1. Field of the Invention
The present invention is directed to an apparatus for regulating the flow-through amount of a flowing medium, such as a ventilator for regulating the flow-through amount of a gas.
2. Description of the Prior Art
Ventilator arrangements are known in the art such as disclosed, for example, in U.S. Pat. No. 3,741,208. Ventilators of this type control the gas flow to or from a patient using an analog electronic circuit with negative feedback. An adjustable reference value for the chronological curve of the desired gas flow is generated by a rated value generator. A gas flow meter defines the actual value for the current gas flow, and converts this value into a corresponding electrical signal which, after linearization, is supplied to the input of a difference-forming stage. The reference value is supplied to the other input of the difference-forming stage by the rated value generator. The output signal of the difference-forming stage forms the proportional part of the regulating variable, which serves the purpose of driving a stepping motor. The stepping motor moves a closure element disposed in a gas conduit, by which the cross section of the internal opening of the conduit can be varied, so that the difference between the current gas flow and the desired gas flow is maintained as close to zero as possible. An integral component combined with the proportional component of the regulating variable in a known manner.
The ventilator disclosed in U.S. Pat. No. 3,741,208 was the first to successfully achieve various time-dependent respiration patterns in a reproducible manner.
Another ventilator is described in the brochure (Form AA-213, May, 1983) for the PB 7200 Microprocessor Ventilator of the Puritan-Bennett Corporation. In this ventilator, a digital regulation takes place wherein the current gas flow is measured in analog fashion using a hot-film manometer, and the analog value is digitized and intermediately stored for subsequent use in a microprocessor for calculating a regulating variable together with a value from a table for the desired gas flow, which is also stored and is used as the rated value. The regulating variable thus consists of a proportional component, a differential component, and an integral component to which a constant is added for the purpose of preventing seizing of the closure means at the valve opening. A solenoid value as disclosed, for example, in U.S. Pat. No. 4,463,332 is used as the valve. An oblong magnetic element is provided as the closure element, which is pressed against the valve opening by means of a resilient membrane, which exerts a linear spring force on the magnetic element. When a current is applied to the coil of the solenoid valve, a force opposite the spring force is generated as a function of the magnetic flux, which lifts the magnetic element from the valve opening to adjust the opening in accordance with the equilibrium position which is achieved. The structure of the valve is selected so that movement of the magnetic element is linearly proportional to the applied electrical current.

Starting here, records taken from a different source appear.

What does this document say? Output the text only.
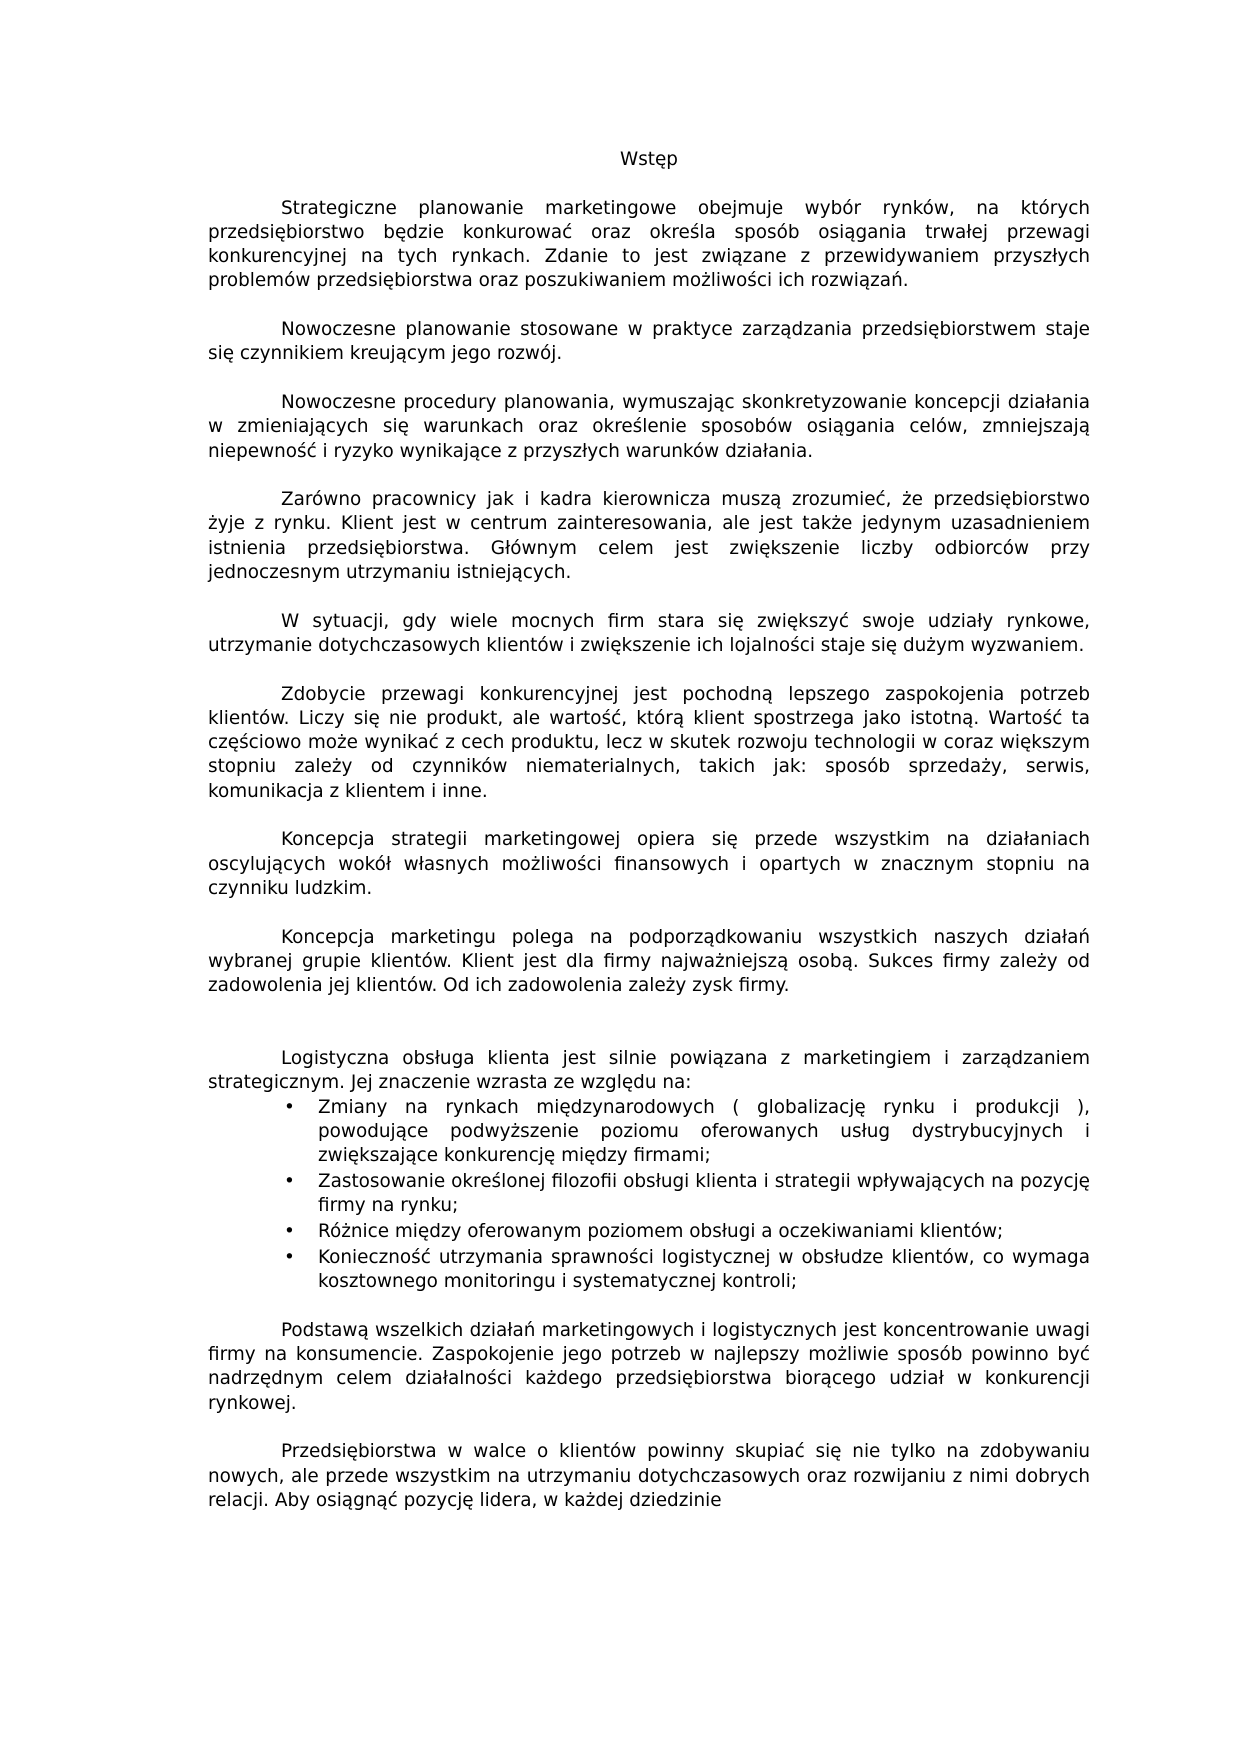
Wstęp

Strategiczne planowanie marketingowe obejmuje wybór rynków, na których przedsiębiorstwo będzie konkurować oraz określa sposób osiągania trwałej przewagi konkurencyjnej na tych rynkach. Zdanie to jest związane z przewidywaniem przyszłych problemów przedsiębiorstwa oraz poszukiwaniem możliwości ich rozwiązań.

Nowoczesne planowanie stosowane w praktyce zarządzania przedsiębiorstwem staje się czynnikiem kreującym jego rozwój.

Nowoczesne procedury planowania, wymuszając skonkretyzowanie koncepcji działania w zmieniających się warunkach oraz określenie sposobów osiągania celów, zmniejszają niepewność i ryzyko wynikające z przyszłych warunków działania.

Zarówno pracownicy jak i kadra kierownicza muszą zrozumieć, że przedsiębiorstwo żyje z rynku. Klient jest w centrum zainteresowania, ale jest także jedynym uzasadnieniem istnienia przedsiębiorstwa. Głównym celem jest zwiększenie liczby odbiorców przy jednoczesnym utrzymaniu istniejących.

W sytuacji, gdy wiele mocnych firm stara się zwiększyć swoje udziały rynkowe, utrzymanie dotychczasowych klientów i zwiększenie ich lojalności staje się dużym wyzwaniem.

Zdobycie przewagi konkurencyjnej jest pochodną lepszego zaspokojenia potrzeb klientów. Liczy się nie produkt, ale wartość, którą klient spostrzega jako istotną. Wartość ta częściowo może wynikać z cech produktu, lecz w skutek rozwoju technologii w coraz większym stopniu zależy od czynników niematerialnych, takich jak: sposób sprzedaży, serwis, komunikacja z klientem i inne.

Koncepcja strategii marketingowej opiera się przede wszystkim na działaniach oscylujących wokół własnych możliwości finansowych i opartych w znacznym stopniu na czynniku ludzkim.

Koncepcja marketingu polega na podporządkowaniu wszystkich naszych działań wybranej grupie klientów. Klient jest dla firmy najważniejszą osobą. Sukces firmy zależy od zadowolenia jej klientów. Od ich zadowolenia zależy zysk firmy.

Logistyczna obsługa klienta jest silnie powiązana z marketingiem i zarządzaniem strategicznym. Jej znaczenie wzrasta ze względu na:

• Zmiany na rynkach międzynarodowych ( globalizację rynku i produkcji ), powodujące podwyższenie poziomu oferowanych usług dystrybucyjnych i zwiększające konkurencję między firmami;
• Zastosowanie określonej filozofii obsługi klienta i strategii wpływających na pozycję firmy na rynku;
• Różnice między oferowanym poziomem obsługi a oczekiwaniami klientów;
• Konieczność utrzymania sprawności logistycznej w obsłudze klientów, co wymaga kosztownego monitoringu i systematycznej kontroli;

Podstawą wszelkich działań marketingowych i logistycznych jest koncentrowanie uwagi firmy na konsumencie. Zaspokojenie jego potrzeb w najlepszy możliwie sposób powinno być nadrzędnym celem działalności każdego przedsiębiorstwa biorącego udział w konkurencji rynkowej.

Przedsiębiorstwa w walce o klientów powinny skupiać się nie tylko na zdobywaniu nowych, ale przede wszystkim na utrzymaniu dotychczasowych oraz rozwijaniu z nimi dobrych relacji. Aby osiągnąć pozycję lidera, w każdej dziedzinie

A single control circuit having negative feedback is provided in each of the above known ventilators for controlling the position of the closure element or closure means in order to regulate the gas flow.

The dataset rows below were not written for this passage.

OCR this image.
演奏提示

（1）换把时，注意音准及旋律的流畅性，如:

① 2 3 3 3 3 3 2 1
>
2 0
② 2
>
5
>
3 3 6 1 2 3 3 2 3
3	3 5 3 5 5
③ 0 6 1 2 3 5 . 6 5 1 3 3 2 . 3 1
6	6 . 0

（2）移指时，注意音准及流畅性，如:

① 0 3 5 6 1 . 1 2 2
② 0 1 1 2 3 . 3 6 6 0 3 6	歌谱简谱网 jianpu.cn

An article entitled "Some Aspects of The Dynamic Behavior of Air Crew Breathing Equipment" appearing in Aerospace Medicine, Vol. 36, No. 11, November, 1965 describes a respiration simulator wherein the desired gas flow is not controlled via a value, but by means of a piston motion, with some degree of regulation being indicated. The gas flow, the position of the piston, and the speed of the motor with which the piston is driven are defined as the actual quantities. All three actual values, are compared to a single rated value, which is a reference signal generated by a so-called "wave-form generator" for the chronological curve of the desired gas flow. This takes place in a single control circuit, i.e., the electrical signals received corresponding to the various actual values are substracted in common from the reference signal. A faultless regulation is thus not possible under normal conditions, because the different actual values disturb each other. For example, the actual value for the gas flow may be above the rated value and have the effect of reducing the current flow, whereas the actual value for the position of the piston, by contrast, may indicate an excessively low gas flow and act in the opposite direction, i.e. toward an increase in the gas flow.